Techniques such as crop rotation have helped reduce the incidence of pest infestation, requiring less use of energy-intensive pesticides, while natural fertilizer use has decreased need for synthetic fertilizers.
Meanwhile, new agricultural technologies, expansion and commercialization of markets, government programs, and research and development have been the major drivers of U.S. agriculture for the past half century. In the case of corn, the report attributed increased productivity to increased yields per unit land as a result of improved breeding, fertilizer use, pest management, and irrigation.
However, the agricultural sector also is the largest contributor of two greenhouse gases, nitrous oxide and methane, in the United States.
The report presented both an incremental approach and a transformative approach toward increasing sustainability in the agricultural sector. Among the report’s recommendations is the implementation of conservation tillage systems, crop diversity, traditional plant breeding alongside genetic engineering techniques and water efficiency technologies such as metering.
Using a no tillage approach, for example, an result in considerable energy savings. According to the report, a no-till approach was practiced on 62.4 million acres in 2006, resulting in a net energy savings of 243 million gallons of fuel. Meanwhile, the use of cover crops can reduce water evaporation, and therefore water consumption.
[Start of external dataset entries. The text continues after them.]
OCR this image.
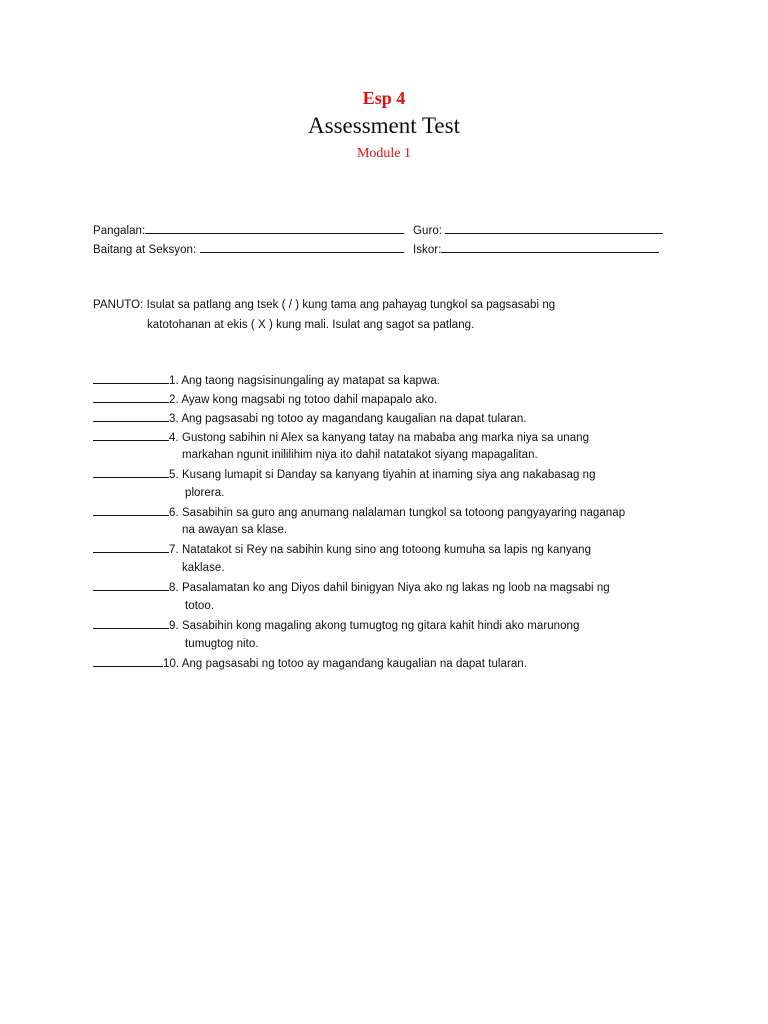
Esp 4
Assessment Test
Module 1
Pangalan:	Guro:
Baitang at Seksyon:	Iskor:
PANUTO: Isulat sa patlang ang tsek ( / ) kung tama ang pahayag tungkol sa pagsasabi ng
katotohanan at ekis ( X ) kung mali. Isulat ang sagot sa patlang.
1. Ang taong nagsisinungaling ay matapat sa kapwa.
2. Ayaw kong magsabi ng totoo dahil mapapalo ako.
3. Ang pagsasabi ng totoo ay magandang kaugalian na dapat tularan.
4. Gustong sabihin ni Alex sa kanyang tatay na mababa ang marka niya sa unang
markahan ngunit inililihim niya ito dahil natatakot siyang mapagalitan.
5. Kusang lumapit si Danday sa kanyang tiyahin at inaming siya ang nakabasag ng
plorera.
6. Sasabihin sa guro ang anumang nalalaman tungkol sa totoong pangyayaring naganap
na awayan sa klase.
7. Natatakot si Rey na sabihin kung sino ang totoong kumuha sa lapis ng kanyang
kaklase.
8. Pasalamatan ko ang Diyos dahil binigyan Niya ako ng lakas ng loob na magsabi ng
totoo.
9. Sasabihin kong magaling akong tumugtog ng gitara kahit hindi ako marunong
tumugtog nito.
10. Ang pagsasabi ng totoo ay magandang kaugalian na dapat tularan.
The report cited market forces in conjunction with public policy decisions as two of the most significant influences on sustainability decisions. It was funded by the Bill and Melinda Gates Foundation and the W.K. Kellogg Foundation.
Meanwhile, Oregon State University’s Energy Efficiency Center is offering its energy-efficiency services to Oregon farmers and rural businesses looking to cut their energy expenses, while beef groups have challenged the EPA’s endangerment ruling on greenhouse gasses. Some farmers are also likely to see benefits from a new climate bill, while others may see costs increase.